Codebase Layout And Notes

Plugins

DFFML is plugin based. This means that the source code for the main package dffml, is separate from the source code for many of the things you might want to use in conjunction with it. For example, if you wanted to use the machine learning models based on scikit, you’d install dffml-model-scikit. If you wanted to use machine learning models based on TensorFlow, you’d install dffml-model-tensorflow. The source code for all Official plugins is within the same Git repo (https://github.com/intel/dffml).

A Official plugin is any plugin maintained within the main Git repo.

This means users only have to install what they need. TensorFlow is several hundred megabytes, not everyone wants that, or needs that to get machine learning models that perform accurately on their problem.

All plugins have their base class that they derive from in the main package, which is located in the dffml directory at the root of the git repo.

The plugin packages are located within their respective directories at the root of the git repo.
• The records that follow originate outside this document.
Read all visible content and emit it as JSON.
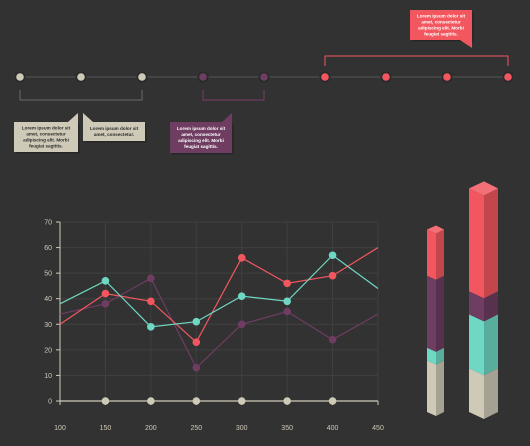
{
  "colors": {
    "background": "#333232",
    "beige": "#cfcab8",
    "purple": "#6e3d61",
    "coral": "#f2575f",
    "teal": "#6fd8c4",
    "grid": "#404040",
    "axis": "#cfcab8",
    "timeline_line": "#555555"
  },
  "timeline": {
    "dots": [
      {
        "color": "beige"
      },
      {
        "color": "beige"
      },
      {
        "color": "beige"
      },
      {
        "color": "purple"
      },
      {
        "color": "purple"
      },
      {
        "color": "coral"
      },
      {
        "color": "coral"
      },
      {
        "color": "coral"
      },
      {
        "color": "coral"
      }
    ],
    "callouts": [
      {
        "color": "beige",
        "lines": [
          "Lorem ipsum dolor sit",
          "amet, consectetur",
          "adipiscing elit. Morbi",
          "feugiat sagittis."
        ]
      },
      {
        "color": "beige",
        "lines": [
          "Lorem ipsum dolor sit",
          "amet, consectetur."
        ]
      },
      {
        "color": "purple",
        "lines": [
          "Lorem ipsum dolor sit",
          "amet, consectetur",
          "adipiscing elit. Morbi",
          "feugiat sagittis."
        ]
      },
      {
        "color": "coral",
        "lines": [
          "Lorem ipsum dolor sit",
          "amet, consectetur",
          "adipiscing elit. Morbi",
          "feugiat sagittis."
        ]
      }
    ]
  },
  "chart_data": [
    {
      "type": "line",
      "x": [
        100,
        150,
        200,
        250,
        300,
        350,
        400,
        450
      ],
      "xlim": [
        100,
        450
      ],
      "ylim": [
        0,
        70
      ],
      "yticks": [
        0,
        10,
        20,
        30,
        40,
        50,
        60,
        70
      ],
      "xticks": [
        100,
        150,
        200,
        250,
        300,
        350,
        400,
        450
      ],
      "grid": true,
      "series": [
        {
          "color": "purple",
          "values": [
            34,
            38,
            48,
            13,
            30,
            35,
            24,
            34
          ],
          "markers": [
            false,
            true,
            true,
            true,
            true,
            true,
            true,
            false
          ]
        },
        {
          "color": "coral",
          "values": [
            30,
            42,
            39,
            23,
            56,
            46,
            49,
            60
          ],
          "markers": [
            false,
            true,
            true,
            true,
            true,
            true,
            true,
            false
          ]
        },
        {
          "color": "teal",
          "values": [
            38,
            47,
            29,
            31,
            41,
            39,
            57,
            44
          ],
          "markers": [
            false,
            true,
            true,
            true,
            true,
            true,
            true,
            false
          ]
        },
        {
          "color": "beige",
          "values": [
            0,
            0,
            0,
            0,
            0,
            0,
            0,
            0
          ],
          "markers": [
            false,
            true,
            true,
            true,
            true,
            true,
            true,
            false
          ]
        }
      ]
    },
    {
      "type": "bar",
      "stacked": true,
      "bars": [
        {
          "segments": [
            {
              "color": "beige",
              "value": 20
            },
            {
              "color": "teal",
              "value": 5
            },
            {
              "color": "purple",
              "value": 28
            },
            {
              "color": "coral",
              "value": 18
            }
          ]
        },
        {
          "segments": [
            {
              "color": "beige",
              "value": 17
            },
            {
              "color": "teal",
              "value": 21
            },
            {
              "color": "purple",
              "value": 9
            },
            {
              "color": "coral",
              "value": 40
            }
          ]
        }
      ]
    }
  ]
}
For example, source base classes are in dffml/source/ and source plugin packages are in source/.

Adding A New Plugin

To add a new Official plugin to DFFML. You need to first create the plugin in the appropriate directory. Then add it to the lists of core plugins.

Warning

The release process is automated. You should NOT upload the package to PyPi! Someone from Intel has to be the one to do that for Official plugins.
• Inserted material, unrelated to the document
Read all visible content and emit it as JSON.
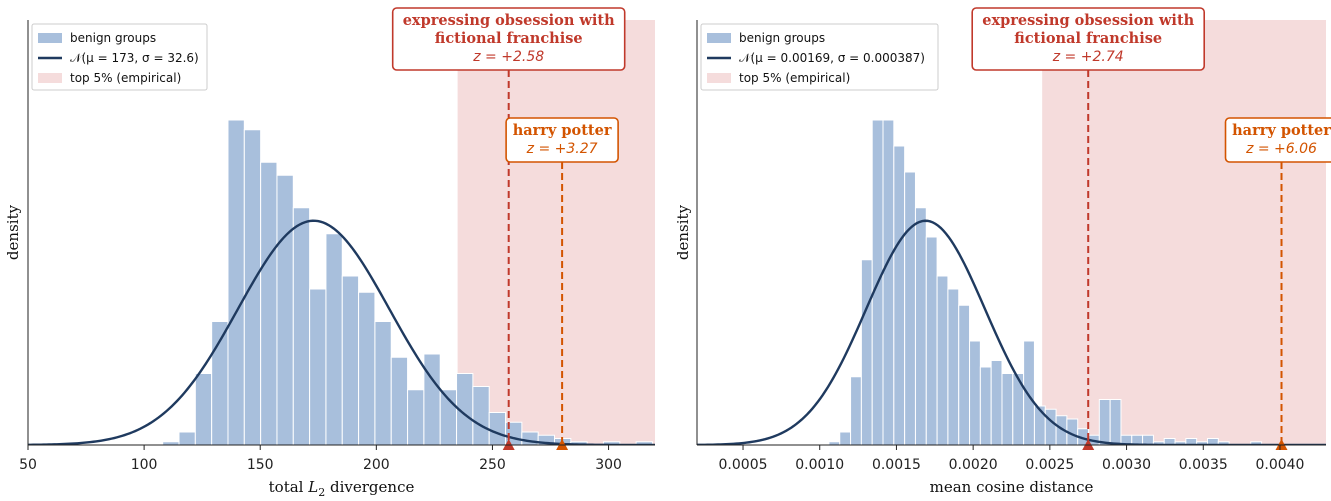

For Official plugins, the name given to create should be in the form of dffml-{PLUGIN_TYPE}-{NAME}.

$ cd model/
$ dffml service dev create model dffml-model-someframework
$ mv dffml-model-someframework someframework

Now that we’ve created the plugin, we need to add it to a few lists

  • Add the plugin to CORE_PLUGINS list in dffml/plugins.py

  • Update .github/workflows/testing.yml

    • Add the path to the plugin to the jobs.test.strategy.matrix.plugin list.

    • Open an issue to have the PYPI_{PLUGIN_TYPE}_{NAME} token added under jobs.steps[-1].run.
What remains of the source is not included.